Silny poparciem dziewięciu senatorów PiS, którzy głosowali za jego projektem referendum, prezydent Duda pojechał do Juraty. Należy mu się przecież ten kolejny w tym roku wypoczynek. A jeśli nawet nie należy się całej osobie Dudy, to przynajmniej warto dać odpocząć prezydenckiej ręce, jedynemu organowi głowy państwa, który jest używany tak często. I tak skutecznie. Ale nawet z szacunku dla tej spracowanej dłoni nie da się zapomnieć, co podpisywała.
O tych kolejnych ustawach poprawiających wcześniejsze ustawy będą się uczyć studenci prawa. Wątpię jednak, by nawet najlepsi byli w stanie przekopać się przez wszystkie poprawki parlamentu aż do pisowskiej ustawy bez wad. Nie dadzą rady, bo takich ustaw o sądownictwie po prostu nie ma.
Dla ludzi uprawiających zawody prawnicze przypadek dr. Dudy jest, by użyć języka z tego obozu politycznego, szczególnie porażający. Prawnik, który podpisał tyle szkodliwych ustaw. Gdy kiedykolwiek zacznie się naprawa państwa, w pierwszym rzędzie musi być z tego demontażu demokracji rozliczony właśnie on. I nieważne, że został zdominowany, stłamszony i sponiewierany przez człowieka, który go wyniósł do tej prezydentury. Odpowiedzialność za łamanie konstytucji nie może być pustym zapisem. Bezkarnie łamanym.
Głosowanie nad referendum konstytucyjnym, a zwłaszcza wypowiedzi po nim, były kolejnym popisem kabotyństwa marszałka Senatu, który ogłosił sukces Dudy. A pewien senator PiS plótł, że głosował przeciwko Dudzie w trosce właśnie o Dudę.
Nigdy jeszcze nie widziałem dygnitarza tej rangi, który by, patrząc ludziom prosto w oczy, tak kłamał. I tak zmieniał sens słów i logikę wydarzeń. Polityka, który by był równie jak Karczewski uniżony i służalczy wobec swojego szefa. A jednocześnie równie butny i chamski wobec przeciwników politycznych, których nazwał świrami.

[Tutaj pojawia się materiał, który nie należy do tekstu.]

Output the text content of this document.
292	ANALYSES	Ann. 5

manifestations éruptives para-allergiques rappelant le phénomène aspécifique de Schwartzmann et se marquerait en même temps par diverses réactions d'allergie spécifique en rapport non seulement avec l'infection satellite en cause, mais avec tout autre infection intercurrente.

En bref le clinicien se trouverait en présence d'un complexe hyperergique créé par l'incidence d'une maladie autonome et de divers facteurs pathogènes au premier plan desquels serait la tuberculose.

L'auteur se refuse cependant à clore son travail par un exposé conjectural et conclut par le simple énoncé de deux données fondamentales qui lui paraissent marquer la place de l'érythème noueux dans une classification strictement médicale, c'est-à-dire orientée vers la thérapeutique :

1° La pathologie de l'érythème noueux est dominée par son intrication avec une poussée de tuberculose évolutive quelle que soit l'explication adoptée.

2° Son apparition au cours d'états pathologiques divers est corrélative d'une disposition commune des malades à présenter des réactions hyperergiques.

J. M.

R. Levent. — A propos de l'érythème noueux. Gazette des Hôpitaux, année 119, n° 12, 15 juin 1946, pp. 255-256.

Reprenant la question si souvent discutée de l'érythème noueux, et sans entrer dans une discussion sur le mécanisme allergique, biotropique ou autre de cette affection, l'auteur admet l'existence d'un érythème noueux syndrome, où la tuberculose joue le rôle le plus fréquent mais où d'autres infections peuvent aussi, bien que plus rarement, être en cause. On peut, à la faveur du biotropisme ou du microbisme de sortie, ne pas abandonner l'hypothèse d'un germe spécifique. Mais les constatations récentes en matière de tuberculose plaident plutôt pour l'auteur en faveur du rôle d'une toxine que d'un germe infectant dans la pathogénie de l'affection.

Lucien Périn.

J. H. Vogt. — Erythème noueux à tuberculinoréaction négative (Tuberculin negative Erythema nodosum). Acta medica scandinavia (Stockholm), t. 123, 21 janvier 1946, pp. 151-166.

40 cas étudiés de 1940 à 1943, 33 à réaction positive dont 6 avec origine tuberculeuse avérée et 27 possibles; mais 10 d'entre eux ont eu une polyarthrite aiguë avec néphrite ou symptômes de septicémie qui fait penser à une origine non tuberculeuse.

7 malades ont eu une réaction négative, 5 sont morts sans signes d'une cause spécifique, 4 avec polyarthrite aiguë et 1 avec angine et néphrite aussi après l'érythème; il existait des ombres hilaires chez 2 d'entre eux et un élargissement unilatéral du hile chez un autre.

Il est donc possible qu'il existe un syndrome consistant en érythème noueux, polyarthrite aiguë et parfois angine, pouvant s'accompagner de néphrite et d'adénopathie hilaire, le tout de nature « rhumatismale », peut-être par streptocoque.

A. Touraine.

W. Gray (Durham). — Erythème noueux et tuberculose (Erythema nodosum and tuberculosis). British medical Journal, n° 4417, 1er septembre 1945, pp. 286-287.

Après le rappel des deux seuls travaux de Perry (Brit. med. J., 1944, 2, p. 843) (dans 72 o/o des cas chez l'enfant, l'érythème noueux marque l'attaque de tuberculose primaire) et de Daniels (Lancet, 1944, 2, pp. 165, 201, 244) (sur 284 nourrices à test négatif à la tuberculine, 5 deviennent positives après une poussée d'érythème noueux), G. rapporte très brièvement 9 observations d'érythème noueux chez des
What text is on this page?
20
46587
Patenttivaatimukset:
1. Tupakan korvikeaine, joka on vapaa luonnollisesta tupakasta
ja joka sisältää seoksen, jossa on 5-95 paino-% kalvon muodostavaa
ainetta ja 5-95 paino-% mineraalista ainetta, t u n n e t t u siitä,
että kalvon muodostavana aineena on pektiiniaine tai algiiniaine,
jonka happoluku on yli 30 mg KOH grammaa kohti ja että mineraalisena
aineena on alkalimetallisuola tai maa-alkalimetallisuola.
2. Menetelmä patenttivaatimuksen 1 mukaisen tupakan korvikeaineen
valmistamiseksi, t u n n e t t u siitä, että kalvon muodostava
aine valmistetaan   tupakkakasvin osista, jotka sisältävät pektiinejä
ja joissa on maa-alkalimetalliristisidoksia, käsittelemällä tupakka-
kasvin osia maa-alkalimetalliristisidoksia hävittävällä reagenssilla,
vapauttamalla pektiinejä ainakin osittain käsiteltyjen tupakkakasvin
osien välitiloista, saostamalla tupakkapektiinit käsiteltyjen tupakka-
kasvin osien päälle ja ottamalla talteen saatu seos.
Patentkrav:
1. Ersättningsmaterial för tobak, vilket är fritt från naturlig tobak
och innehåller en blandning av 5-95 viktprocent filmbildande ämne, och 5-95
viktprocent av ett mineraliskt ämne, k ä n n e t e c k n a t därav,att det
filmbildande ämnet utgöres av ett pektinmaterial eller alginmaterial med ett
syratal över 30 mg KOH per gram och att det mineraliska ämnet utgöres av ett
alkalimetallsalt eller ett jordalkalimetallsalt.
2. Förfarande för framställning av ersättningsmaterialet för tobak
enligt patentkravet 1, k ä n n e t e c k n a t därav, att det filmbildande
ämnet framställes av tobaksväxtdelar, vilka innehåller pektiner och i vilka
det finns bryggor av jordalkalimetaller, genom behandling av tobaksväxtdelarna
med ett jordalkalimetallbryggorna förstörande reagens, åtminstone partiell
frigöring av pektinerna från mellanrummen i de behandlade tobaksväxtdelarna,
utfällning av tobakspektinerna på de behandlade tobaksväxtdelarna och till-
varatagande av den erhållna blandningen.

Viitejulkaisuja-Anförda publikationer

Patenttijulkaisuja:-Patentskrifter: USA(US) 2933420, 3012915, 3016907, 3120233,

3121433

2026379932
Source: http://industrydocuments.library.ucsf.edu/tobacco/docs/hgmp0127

Mówił to nie poseł egzorcysta, też z PiS, ale praktykujący lekarz. Aż się prosi, by zaapelować do lekarzy specjalistów, by pomogli koledze.
Choroba zamulająca widzenie realnego świata rozszerza się, niestety, na opozycję. W TOK FM usłyszałem red. Lisa, który ogłosił, że głosowania w Senacie nad ustawami sądowymi są sukcesem społeczeństwa. Bo przecież aż przez 30 miesięcy stawiało ono opór PiS.
A kraj, w którym wszyscy odnieśli sukces, i to w tej samej sprawie, to Polska. To my. Chyba pora się obudzić.